Krisengipfel und Klassenkampf

Eine Drohung ist schlimmer als ihre Ausführung. Mit diesem Bonmot beschreiben Schachspieler die psychologisch äußerst unangenehme Situation, dass der Gegner ihrem König zwar offensichtlich auf den Pelz rückt, sie aber nicht wissen, ob und wie das Ungemach noch abzuwenden ist – die Drohung sorgt also für Dauerstress. Geht es dem König dann tatsächlich an den Kragen, ist zwar das Spiel verloren – die zum Zerreißen angespannten Nerven aber finden endlich Ruhe.

Angela Merkel und ihre Mitstreiter aus der Großen Koalition dürften auf dem Krisengipfel am Mittwoch noch mehr Stress gehabt haben als jeder vom Matt bedrohte Schachspieler. In den Bilanzen der deutschen Banken schlummern unglaubliche 850 Milliarden Euro an faulen Wertpapieren, die Wirtschaftsforschungsinstitute sagen nach ersten Agenturmeldungen für das Jahr 2009 einen Konjunktureinbruch von sechs Prozent voraus, die Arbeitslosenzahl klettert bis 2010 voraussichtlich auf 4,7 Millionen und nach ersten Prognosen der amtlichen Steuerschätzer entgehen dem Staat allein in diesem Jahr aufgrund der Rezession bis zu dreißig Milliarden Euro an Steuereinnahmen – in den kommenden vier Jahren sollen sich die Steuerausfälle sogar auf bis zu 200 Milliarden Euro addieren.

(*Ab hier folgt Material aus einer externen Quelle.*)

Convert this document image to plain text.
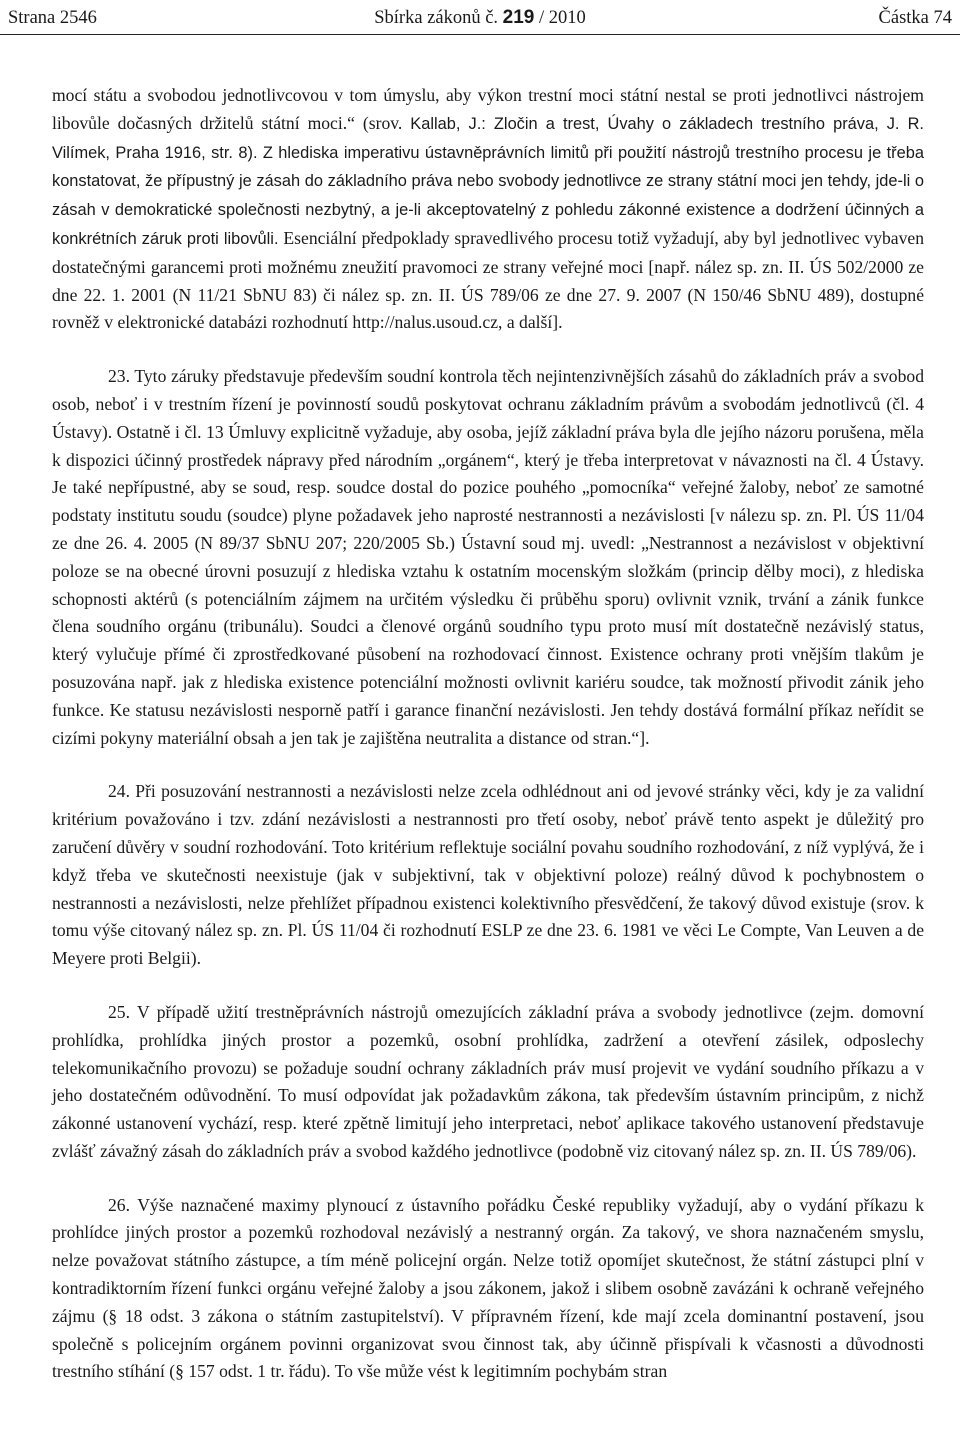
Strana 2546	Sbírka zákonů č. 219 / 2010	Částka 74

mocí státu a svobodou jednotlivcovou v tom úmyslu, aby výkon trestní moci státní nestal se proti jednotlivci nástrojem libovůle dočasných držitelů státní moci.“ (srov. Kallab, J.: Zločin a trest, Úvahy o základech trestního práva, J. R. Vilímek, Praha 1916, str. 8). Z hlediska imperativu ústavněprávních limitů při použití nástrojů trestního procesu je třeba konstatovat, že přípustný je zásah do základního práva nebo svobody jednotlivce ze strany státní moci jen tehdy, jde-li o zásah v demokratické společnosti nezbytný, a je-li akceptovatelný z pohledu zákonné existence a dodržení účinných a konkrétních záruk proti libovůli. Esenciální předpoklady spravedlivého procesu totiž vyžadují, aby byl jednotlivec vybaven dostatečnými garancemi proti možnému zneužití pravomoci ze strany veřejné moci [např. nález sp. zn. II. ÚS 502/2000 ze dne 22. 1. 2001 (N 11/21 SbNU 83) či nález sp. zn. II. ÚS 789/06 ze dne 27. 9. 2007 (N 150/46 SbNU 489), dostupné rovněž v elektronické databázi rozhodnutí http://nalus.usoud.cz, a další].

23. Tyto záruky představuje především soudní kontrola těch nejintenzivnějších zásahů do základních práv a svobod osob, neboť i v trestním řízení je povinností soudů poskytovat ochranu základním právům a svobodám jednotlivců (čl. 4 Ústavy). Ostatně i čl. 13 Úmluvy explicitně vyžaduje, aby osoba, jejíž základní práva byla dle jejího názoru porušena, měla k dispozici účinný prostředek nápravy před národním „orgánem“, který je třeba interpretovat v návaznosti na čl. 4 Ústavy. Je také nepřípustné, aby se soud, resp. soudce dostal do pozice pouhého „pomocníka“ veřejné žaloby, neboť ze samotné podstaty institutu soudu (soudce) plyne požadavek jeho naprosté nestrannosti a nezávislosti [v nálezu sp. zn. Pl. ÚS 11/04 ze dne 26. 4. 2005 (N 89/37 SbNU 207; 220/2005 Sb.) Ústavní soud mj. uvedl: „Nestrannost a nezávislost v objektivní poloze se na obecné úrovni posuzují z hlediska vztahu k ostatním mocenským složkám (princip dělby moci), z hlediska schopnosti aktérů (s potenciálním zájmem na určitém výsledku či průběhu sporu) ovlivnit vznik, trvání a zánik funkce člena soudního orgánu (tribunálu). Soudci a členové orgánů soudního typu proto musí mít dostatečně nezávislý status, který vylučuje přímé či zprostředkované působení na rozhodovací činnost. Existence ochrany proti vnějším tlakům je posuzována např. jak z hlediska existence potenciální možnosti ovlivnit kariéru soudce, tak možností přivodit zánik jeho funkce. Ke statusu nezávislosti nesporně patří i garance finanční nezávislosti. Jen tehdy dostává formální příkaz neřídit se cizími pokyny materiální obsah a jen tak je zajištěna neutralita a distance od stran.“].

24. Při posuzování nestrannosti a nezávislosti nelze zcela odhlédnout ani od jevové stránky věci, kdy je za validní kritérium považováno i tzv. zdání nezávislosti a nestrannosti pro třetí osoby, neboť právě tento aspekt je důležitý pro zaručení důvěry v soudní rozhodování. Toto kritérium reflektuje sociální povahu soudního rozhodování, z níž vyplývá, že i když třeba ve skutečnosti neexistuje (jak v subjektivní, tak v objektivní poloze) reálný důvod k pochybnostem o nestrannosti a nezávislosti, nelze přehlížet případnou existenci kolektivního přesvědčení, že takový důvod existuje (srov. k tomu výše citovaný nález sp. zn. Pl. ÚS 11/04 či rozhodnutí ESLP ze dne 23. 6. 1981 ve věci Le Compte, Van Leuven a de Meyere proti Belgii).

25. V případě užití trestněprávních nástrojů omezujících základní práva a svobody jednotlivce (zejm. domovní prohlídka, prohlídka jiných prostor a pozemků, osobní prohlídka, zadržení a otevření zásilek, odposlechy telekomunikačního provozu) se požaduje soudní ochrany základních práv musí projevit ve vydání soudního příkazu a v jeho dostatečném odůvodnění. To musí odpovídat jak požadavkům zákona, tak především ústavním principům, z nichž zákonné ustanovení vychází, resp. které zpětně limitují jeho interpretaci, neboť aplikace takového ustanovení představuje zvlášť závažný zásah do základních práv a svobod každého jednotlivce (podobně viz citovaný nález sp. zn. II. ÚS 789/06).

26. Výše naznačené maximy plynoucí z ústavního pořádku České republiky vyžadují, aby o vydání příkazu k prohlídce jiných prostor a pozemků rozhodoval nezávislý a nestranný orgán. Za takový, ve shora naznačeném smyslu, nelze považovat státního zástupce, a tím méně policejní orgán. Nelze totiž opomíjet skutečnost, že státní zástupci plní v kontradiktorním řízení funkci orgánu veřejné žaloby a jsou zákonem, jakož i slibem osobně zavázáni k ochraně veřejného zájmu (§ 18 odst. 3 zákona o státním zastupitelství). V přípravném řízení, kde mají zcela dominantní postavení, jsou společně s policejním orgánem povinni organizovat svou činnost tak, aby účinně přispívali k včasnosti a důvodnosti trestního stíhání (§ 157 odst. 1 tr. řádu). To vše může vést k legitimním pochybám stran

Und als ob das im Bundestagswahljahr nicht schon mehr als genug Drohungen wären, spitzte Michael Sommer die Lage im Vorfeld des Gipfels noch ein bisschen zu: Sollte es angesichts der Krise zu Massenentlassungen kommen, so der DGB-Chef, könne er „soziale Unruhen in Deutschland nicht mehr ausschließen“. Im Klartext: Die Gewerkschaften fordern ein drittes Konjunkturpaket, sonst gibt's Randale.

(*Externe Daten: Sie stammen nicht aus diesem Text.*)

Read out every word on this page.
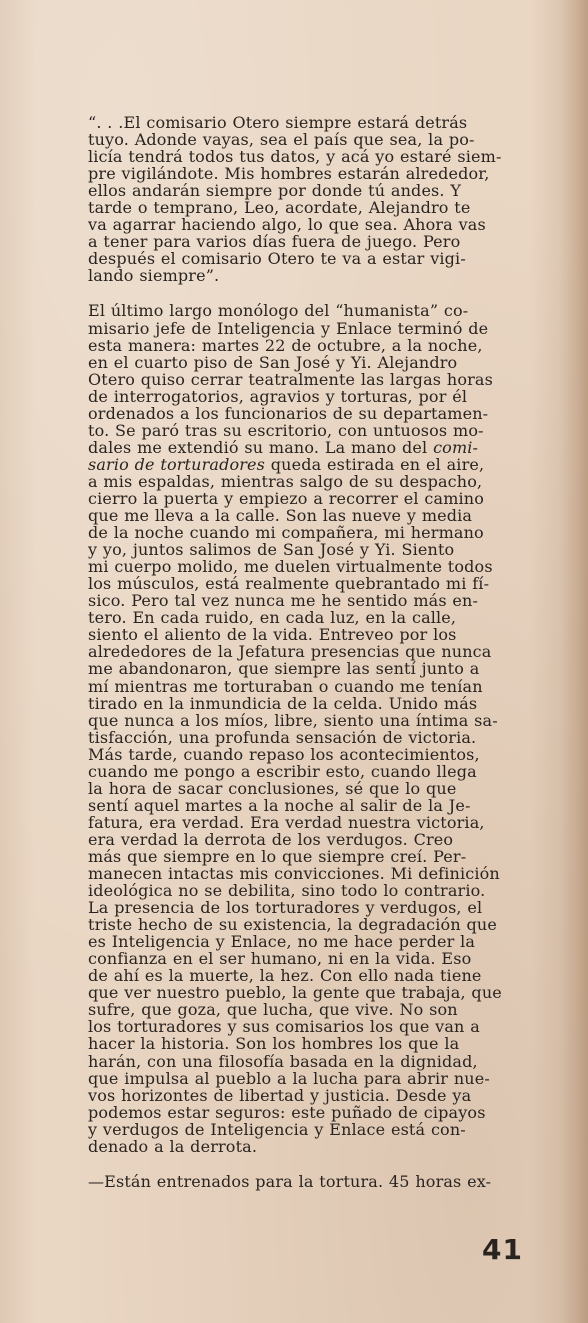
“. . .El comisario Otero siempre estará detrás
tuyo. Adonde vayas, sea el país que sea, la po-
licía tendrá todos tus datos, y acá yo estaré siem-
pre vigilándote. Mis hombres estarán alrededor,
ellos andarán siempre por donde tú andes. Y
tarde o temprano, Leo, acordate, Alejandro te
va agarrar haciendo algo, lo que sea. Ahora vas
a tener para varios días fuera de juego. Pero
después el comisario Otero te va a estar vigi-
lando siempre”.

El último largo monólogo del “humanista” co-
misario jefe de Inteligencia y Enlace terminó de
esta manera: martes 22 de octubre, a la noche,
en el cuarto piso de San José y Yi. Alejandro
Otero quiso cerrar teatralmente las largas horas
de interrogatorios, agravios y torturas, por él
ordenados a los funcionarios de su departamen-
to. Se paró tras su escritorio, con untuosos mo-
dales me extendió su mano. La mano del comi-
sario de torturadores queda estirada en el aire,
a mis espaldas, mientras salgo de su despacho,
cierro la puerta y empiezo a recorrer el camino
que me lleva a la calle. Son las nueve y media
de la noche cuando mi compañera, mi hermano
y yo, juntos salimos de San José y Yi. Siento
mi cuerpo molido, me duelen virtualmente todos
los músculos, está realmente quebrantado mi fí-
sico. Pero tal vez nunca me he sentido más en-
tero. En cada ruido, en cada luz, en la calle,
siento el aliento de la vida. Entreveo por los
alrededores de la Jefatura presencias que nunca
me abandonaron, que siempre las sentí junto a
mí mientras me torturaban o cuando me tenían
tirado en la inmundicia de la celda. Unido más
que nunca a los míos, libre, siento una íntima sa-
tisfacción, una profunda sensación de victoria.
Más tarde, cuando repaso los acontecimientos,
cuando me pongo a escribir esto, cuando llega
la hora de sacar conclusiones, sé que lo que
sentí aquel martes a la noche al salir de la Je-
fatura, era verdad. Era verdad nuestra victoria,
era verdad la derrota de los verdugos. Creo
más que siempre en lo que siempre creí. Per-
manecen intactas mis convicciones. Mi definición
ideológica no se debilita, sino todo lo contrario.
La presencia de los torturadores y verdugos, el
triste hecho de su existencia, la degradación que
es Inteligencia y Enlace, no me hace perder la
confianza en el ser humano, ni en la vida. Eso
de ahí es la muerte, la hez. Con ello nada tiene
que ver nuestro pueblo, la gente que trabaja, que
sufre, que goza, que lucha, que vive. No son
los torturadores y sus comisarios los que van a
hacer la historia. Son los hombres los que la
harán, con una filosofía basada en la dignidad,
que impulsa al pueblo a la lucha para abrir nue-
vos horizontes de libertad y justicia. Desde ya
podemos estar seguros: este puñado de cipayos
y verdugos de Inteligencia y Enlace está con-
denado a la derrota.

—Están entrenados para la tortura. 45 horas ex-

41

Diese Drohung entfaltet auch deshalb so viel Kraft, weil so mancher Vertreter der deutschen Wirtschaft sie indirekt untermauert. Während die Bundeskanzlerin noch vor wenigen Tagen auf der Hannover Messe die Hoffnung verbreitete, „dass wir langsam am Tiefpunkt angekommen sind“, geht BASF-Chef Jürgen Hambrecht davon aus, „dass die schlimmsten Zeiten noch vor uns liegen.“

Diese pessimistische Einschätzung teilt offenbar auch Dieter Hundt, Präsident der Bundesvereinigung der Deutschen Arbeitgeberverbände. Zwar lehnt er ein drittes Konjunkturpaket mit dem Hinweis ab, man müsse erst die Wirkungen der bisherigen zwei Pakete abwarten, gleichwohl setzen die Arbeitgeber – entgegen ihrer früheren Haltung – neuerdings ganz auf den Staat. Der solle massiv eingreifen, ihnen eine längere Kurzarbeit ermöglichen und diese noch dazu bis Ende 2010 von den Sozialbeiträgen befreien.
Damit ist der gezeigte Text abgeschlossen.